Morris County Power Player Admits He Took Cash. Now the State Wants Him Gone for Good.
By The Garden State Gazette Staff
MORRISTOWN, NJ – One of Morris County’s old Republican power names just admitted what everybody has whispered about New Jersey politics for decades: yes, the cash really does change hands.
John Cesaro, 53, a former Morris County Freeholder from Parsippany, has pleaded guilty to conspiracy to commit bribery after admitting he took $7,700 in cash in exchange for steering public legal work, according to New Jersey Attorney General Matthew Platkin and the state Office of Public Integrity and Accountability (OPIA).
Here at The Garden State Gazette, we don’t put sugar in our coffee: this isn’t “bad optics.” This is a sitting county official taking envelopes and promising government business in return.
What Cesaro admitted under oath
In a plea entered November 17, 2025, before Superior Court Judge Peter J. Tober in Somerset County, Cesaro admitted:
- Between April and May 2018, while serving as a Morris County freeholder, he accepted $7,700 in cash bribes.
- The money came from a cooperating witness – a tax attorney – who wanted help getting his law firm retained for government legal work.
- Cesaro used – and agreed to use – his influence on the Morris County Board of Chosen Freeholders (now the Board of County Commissioners) to help steer that work.
It’s classic Jersey: county contracts, a politically connected attorney, and a local official who thought “consulting” money and public trust could live in the same pocket.
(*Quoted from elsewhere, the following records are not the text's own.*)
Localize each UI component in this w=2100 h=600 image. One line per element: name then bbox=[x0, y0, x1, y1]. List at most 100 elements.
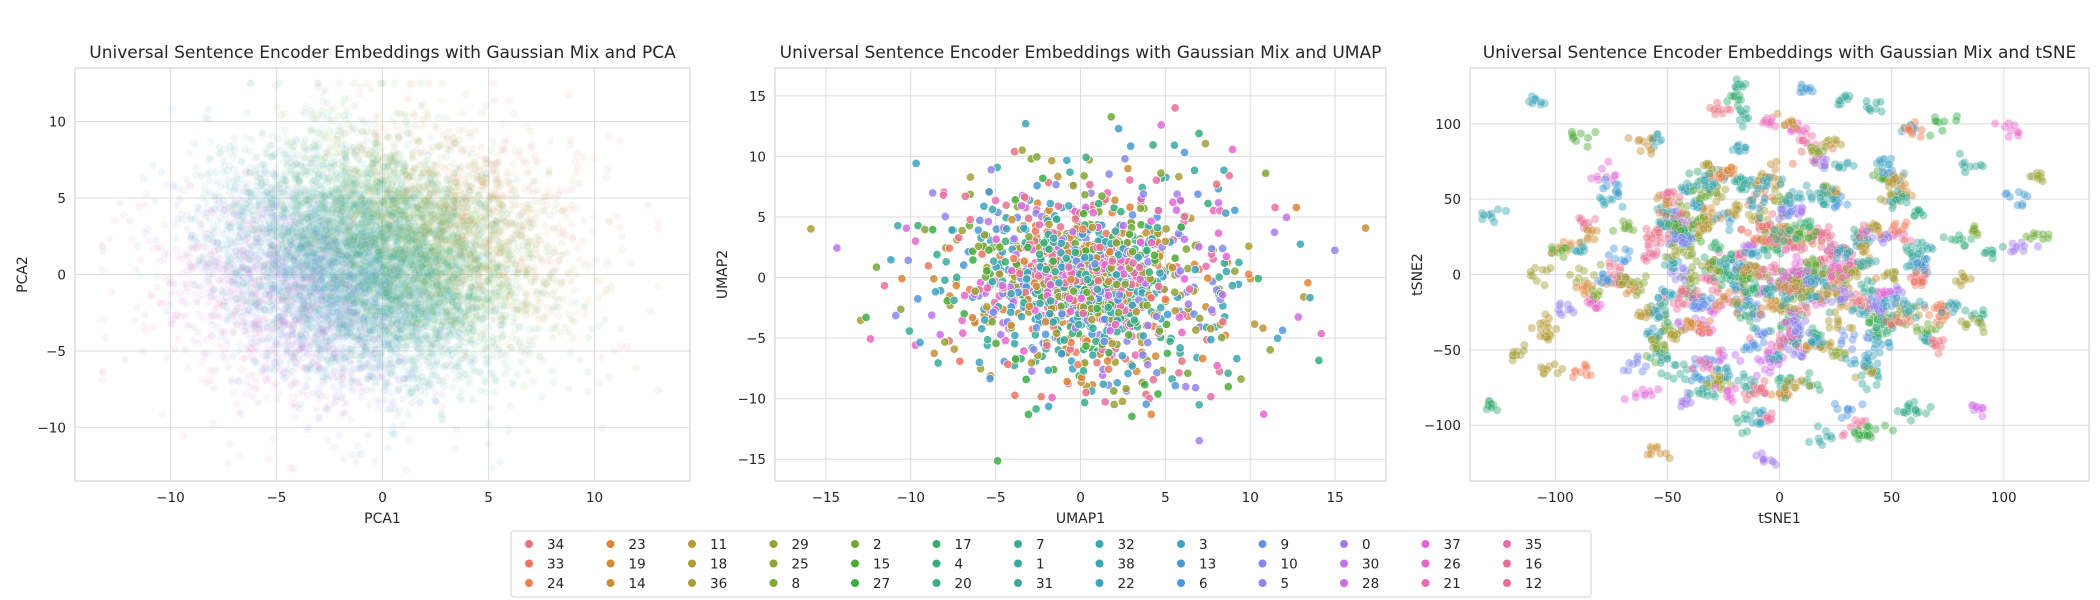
data-point bbox=[654, 224, 663, 233]
data-point bbox=[410, 234, 419, 243]
data-point bbox=[498, 191, 507, 200]
data-point bbox=[305, 307, 315, 316]
data-point bbox=[457, 387, 466, 397]
data-point bbox=[484, 296, 493, 305]
data-point bbox=[430, 215, 439, 224]
data-point bbox=[466, 197, 476, 206]
data-point bbox=[476, 281, 486, 291]
data-point bbox=[432, 357, 441, 367]
data-point bbox=[413, 294, 423, 304]
data-point bbox=[265, 323, 274, 332]
data-point bbox=[427, 274, 437, 284]
data-point bbox=[329, 104, 339, 113]
data-point bbox=[449, 275, 458, 284]
data-point bbox=[474, 175, 483, 184]
data-point bbox=[392, 242, 401, 251]
data-point bbox=[173, 334, 183, 344]
data-point bbox=[594, 321, 603, 331]
data-point bbox=[572, 308, 581, 317]
data-point bbox=[353, 255, 362, 265]
data-point bbox=[271, 193, 281, 202]
data-point bbox=[498, 333, 507, 342]
data-point bbox=[421, 288, 431, 297]
data-point bbox=[343, 300, 352, 309]
data-point bbox=[338, 246, 348, 255]
data-point bbox=[281, 296, 290, 305]
data-point bbox=[341, 145, 351, 154]
data-point bbox=[472, 331, 481, 340]
data-point bbox=[394, 303, 403, 312]
data-point bbox=[481, 388, 490, 397]
data-point bbox=[355, 90, 364, 99]
data-point bbox=[447, 233, 456, 242]
data-point bbox=[333, 274, 343, 284]
data-point bbox=[340, 211, 349, 220]
data-point bbox=[329, 353, 338, 362]
data-point bbox=[342, 156, 351, 165]
data-point bbox=[271, 271, 280, 280]
data-point bbox=[245, 163, 254, 172]
data-point bbox=[444, 205, 454, 214]
data-point bbox=[271, 232, 280, 241]
data-point bbox=[261, 305, 270, 315]
data-point bbox=[600, 315, 609, 324]
data-point bbox=[282, 303, 291, 312]
data-point bbox=[438, 401, 447, 411]
data-point bbox=[412, 329, 421, 338]
data-point bbox=[358, 331, 367, 341]
data-point bbox=[357, 241, 366, 250]
data-point bbox=[448, 325, 457, 334]
data-point bbox=[443, 133, 452, 142]
data-point bbox=[326, 162, 335, 172]
data-point bbox=[332, 194, 342, 203]
data-point bbox=[267, 275, 276, 285]
data-point bbox=[308, 324, 318, 333]
data-point bbox=[568, 176, 578, 185]
data-point bbox=[399, 223, 408, 232]
data-point bbox=[440, 278, 449, 287]
data-point bbox=[302, 296, 312, 305]
data-point bbox=[541, 280, 550, 289]
data-point bbox=[242, 377, 251, 387]
data-point bbox=[379, 235, 388, 245]
data-point bbox=[467, 254, 476, 263]
data-point bbox=[365, 307, 374, 316]
data-point bbox=[472, 205, 481, 214]
data-point bbox=[270, 301, 280, 310]
data-point bbox=[424, 223, 433, 232]
data-point bbox=[489, 79, 498, 88]
data-point bbox=[243, 108, 252, 117]
data-point bbox=[464, 216, 473, 226]
data-point bbox=[305, 227, 315, 236]
data-point bbox=[421, 246, 430, 255]
data-point bbox=[545, 277, 554, 286]
data-point bbox=[477, 298, 486, 307]
data-point bbox=[537, 392, 547, 401]
data-point bbox=[583, 367, 592, 377]
data-point bbox=[319, 198, 328, 207]
data-point bbox=[537, 197, 547, 206]
data-point bbox=[291, 260, 300, 269]
data-point bbox=[574, 179, 584, 188]
data-point bbox=[428, 269, 437, 278]
data-point bbox=[347, 201, 357, 210]
data-point bbox=[435, 258, 444, 267]
data-point bbox=[204, 114, 213, 123]
data-point bbox=[536, 297, 545, 307]
data-point bbox=[374, 404, 383, 414]
data-point bbox=[595, 276, 605, 285]
data-point bbox=[367, 161, 376, 170]
data-point bbox=[551, 263, 560, 273]
data-point bbox=[446, 192, 456, 201]
data-point bbox=[223, 363, 232, 372]
data-point bbox=[237, 266, 246, 275]
data-point bbox=[364, 173, 373, 182]
data-point bbox=[151, 235, 161, 244]
data-point bbox=[484, 205, 493, 214]
data-point bbox=[436, 343, 445, 353]
data-point bbox=[338, 273, 347, 282]
data-point bbox=[364, 259, 373, 268]
data-point bbox=[550, 267, 559, 276]
data-point bbox=[225, 234, 234, 243]
data-point bbox=[499, 206, 508, 215]
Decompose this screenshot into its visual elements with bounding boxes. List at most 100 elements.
Attorney General Platkin didn’t bother dressing it up:
“The public’s faith in government is shaken when elected officials trade favors or preferential treatment for illicit payments… Government service is about serving the public, not about getting unlawful perks.”
The deal on the table: five years and political exile
Under the plea agreement, the state is asking the judge to hit Cesaro with:
- 5 years in state prison
- Forfeiture of the $7,700 he took
- A $23,000 public corruption profiteering penalty
- Permanent disqualification from holding public office or public employment in New Jersey
- A five-year ban on doing business with the state or any of its subdivisions
Sentencing is scheduled for January 16, 2026.
Translation: if the judge goes along, Cesaro loses his freedom for a stretch, his public paycheck forever, and his ability to quietly slide back in through government contracts for at least five years.
Another brick in Jersey’s corruption wall
Cesaro wasn’t some fringe back-bencher. For years he was part of the Morris County Republican machine:
- Freeholder (commissioner)
- Longtime party figure in Parsippany and county politics
- A familiar name on mailers, donor lists, and county photo ops
His guilty plea is another entry in New Jersey’s long-running corruption ledger – the kind of case that quietly confirms what cynical voters already assume about county politics:
If you’re a connected lawyer with the right friends, you don’t wait in line for contracts. You find the guy who can move the votes and you slide the envelope across the table.
Platkin’s office says OPIA will keep grinding through these cases statewide, but for Morris County, this one hits close: it’s not Trenton, not D.C., not some faceless authority – it’s a guy who sat in the chair your property tax bill reports to.
Who’s actually bringing the hammer
The prosecution is being handled inside the AG’s public-corruption machinery:
- Assistant Attorneys General Michael Grillo and Andrew Wellbrock
- Deputy Attorney General Adam Gerken
- Under the supervision of Corruption Bureau Director Jeffrey J. Manis and OPIA Executive Director Thomas Eicher
That’s bureaucratic alphabet soup, but it matters: this is not a slap-on-the-wrist ethics board case. It’s a full-state, criminal-corruption operation making an example out of a former county power broker.
GSG angle: What this says about doing business in Morris County
For residents and business owners, the lesson is simple and ugly:
- If you didn’t have cash and connections, you were playing on a different field.
- If you did, you could buy a shot at government contracts while taxpayers were told it was all about “best value” and “experience.”
Cesaro is now a cautionary tale with a DOC number attached, but the real question for Morris County is bigger than one freeholder:
- Who else knew the tax attorney was shopping contracts with bribe money?
- Did anyone inside county government flag concerns before the AG’s office stepped in?
- How many other deals followed the same quiet playbook and just never got caught?
The state’s plea deal takes Cesaro off the board. It doesn’t automatically disinfect the system that put him there.
The Garden State Gazette will remember
By mid-January, Cesaro will find out whether Judge Tober buys the full recommendation or tweaks the sentence. Either way, his political career is over on paper.
But in New Jersey, the story doesn’t end at sentencing. It ends when:
- Every contract he touched is re-examined,
- Every player in that circle is mapped out, and
- Voters stop acting surprised when yet another “rising star” turns out to have their hand in the bag.
Until then, count this case as what it is:
One more proof that in Morris County, the envelopes were real – and this time, one of the guys who took them finally said it out loud in court.